In support of its motion, WaMu submits copies of the affidavits of service upon the named defendants indicating service via the Secretary of State, a copy of the relevant mortgage and note, and an affidavit of merit setting forth the basis of its claim of default against LKH as obligor on the note. The moving papers fail, however, to contain proof of the additional mailing required where service is made upon the Secretary of State, as provided in CPLR 3215(g)(4) (i) (ii); thus, the motion by WaMu is defective and therefore denied, without prejudice.
In its opposition and cross motion, dated April 15, 2008, LKH explains that its default in serving a timely answer stems from its failure to receive a copy of the summons and complaint which plaintiff had served upon the Secretary of State, and that it was not until LKH was served with plaintiff's instant notice of motion, that it learned of the pending foreclosure action. As a defense to this action, LKH asserts that this Court lacks personal jurisdiction over it, due to improper service of the pleadings.

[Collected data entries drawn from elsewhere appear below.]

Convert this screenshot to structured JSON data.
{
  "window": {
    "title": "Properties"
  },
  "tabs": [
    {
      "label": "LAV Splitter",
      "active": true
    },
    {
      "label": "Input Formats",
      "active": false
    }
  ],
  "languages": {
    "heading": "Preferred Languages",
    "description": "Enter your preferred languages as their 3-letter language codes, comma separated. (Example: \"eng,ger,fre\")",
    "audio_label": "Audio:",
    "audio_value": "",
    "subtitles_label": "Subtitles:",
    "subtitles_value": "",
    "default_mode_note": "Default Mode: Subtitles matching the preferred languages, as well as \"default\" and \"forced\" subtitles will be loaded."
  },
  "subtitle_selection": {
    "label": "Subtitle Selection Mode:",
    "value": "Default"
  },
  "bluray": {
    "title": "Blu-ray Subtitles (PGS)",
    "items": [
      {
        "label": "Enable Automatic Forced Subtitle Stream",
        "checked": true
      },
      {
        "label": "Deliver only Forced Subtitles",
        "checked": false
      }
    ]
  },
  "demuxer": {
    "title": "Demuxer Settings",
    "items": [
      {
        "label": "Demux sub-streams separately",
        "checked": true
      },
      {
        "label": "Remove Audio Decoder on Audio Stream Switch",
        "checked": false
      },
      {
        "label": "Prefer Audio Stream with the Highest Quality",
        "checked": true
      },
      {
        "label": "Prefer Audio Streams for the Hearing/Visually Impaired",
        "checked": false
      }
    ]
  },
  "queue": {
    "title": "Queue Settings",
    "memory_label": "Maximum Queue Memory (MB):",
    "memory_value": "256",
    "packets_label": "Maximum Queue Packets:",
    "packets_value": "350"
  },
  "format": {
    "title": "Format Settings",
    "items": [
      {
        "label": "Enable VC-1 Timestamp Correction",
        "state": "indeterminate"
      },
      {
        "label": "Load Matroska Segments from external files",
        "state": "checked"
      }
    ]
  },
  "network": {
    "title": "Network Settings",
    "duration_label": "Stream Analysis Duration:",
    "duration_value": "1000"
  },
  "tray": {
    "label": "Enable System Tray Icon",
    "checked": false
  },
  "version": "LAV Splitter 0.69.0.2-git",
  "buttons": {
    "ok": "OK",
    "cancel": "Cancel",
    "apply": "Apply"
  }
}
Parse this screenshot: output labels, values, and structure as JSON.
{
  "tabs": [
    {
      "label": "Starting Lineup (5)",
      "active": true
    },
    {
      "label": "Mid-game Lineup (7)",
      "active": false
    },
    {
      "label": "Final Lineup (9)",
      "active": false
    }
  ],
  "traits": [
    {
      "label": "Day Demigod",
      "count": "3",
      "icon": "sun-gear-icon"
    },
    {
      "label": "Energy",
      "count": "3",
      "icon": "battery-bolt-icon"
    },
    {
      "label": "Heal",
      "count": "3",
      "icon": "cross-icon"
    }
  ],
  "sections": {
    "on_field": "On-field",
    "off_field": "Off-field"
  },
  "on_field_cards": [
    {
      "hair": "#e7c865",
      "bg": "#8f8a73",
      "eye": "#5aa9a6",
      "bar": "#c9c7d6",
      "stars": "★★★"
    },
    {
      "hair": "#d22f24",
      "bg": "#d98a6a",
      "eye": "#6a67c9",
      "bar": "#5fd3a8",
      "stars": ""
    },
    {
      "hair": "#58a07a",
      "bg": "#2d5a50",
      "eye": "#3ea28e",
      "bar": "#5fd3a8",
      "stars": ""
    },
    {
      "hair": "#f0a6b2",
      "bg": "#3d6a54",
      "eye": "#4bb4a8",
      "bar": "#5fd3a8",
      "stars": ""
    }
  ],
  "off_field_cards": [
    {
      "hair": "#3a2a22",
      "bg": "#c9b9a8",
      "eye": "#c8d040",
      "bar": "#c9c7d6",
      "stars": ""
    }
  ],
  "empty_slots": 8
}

It is noted that, LKH asserts that prior to serving its cross motion, counsel for LKH communicated with counsel for WaMu, both orally and in writing, requesting that WaMu withdraw its motion and/or grant LKH an extension of time to serve its answer. [Exh. B, Notice of Cross Motion]. These requests were apparently rejected. Plaintiffs counsel, in conjunction with her client, also apparently rejected the attempt by The Group to intervene in the foreclosure action on consent. Notwithstanding the "suggestion" by plaintiff's counsel, in her letter of April 3, 2008, that LKH "refrain from moving to intervene as this will only add to the cost of the action which we will recoup from the sale of the property" (Exh. B, Friederich Affirmation in Opposition), as indicated above, The Group has filed a motion to intervene as of right pursuant to CPLR 1012(a).
Inasmuch as CPLR 3012 (d) authorizes the court to "extend the time to appear or plead, or compel the acceptance of a pleading untimely served, upon such terms as may be just and upon a showing of reasonable excuse for delay or default," and public policy "favors the resolution of cases on the merits" (Sippin v Gallardo, 287 AD2d 703 [2nd Dept 2001]), it is the determination of the court that all necessary parties to this action be given an opportunity to address the pleadings as noted above.
Accordingly, it is
ORDERED that the cross motion by LKH is granted to the extent that it may file an answer to the within proceeding, provided that such answer is served and filed within 30 days of service of a copy of this order with notice of entry.
ORDERED that the plaintiff's motion is denied, without prejudice to re-file, after the filing of LKH's answer, or if LKH fails to timely file its answer, 30 days after service of a copy of this order with notice of entry and the determination of The Group's motion to intervene.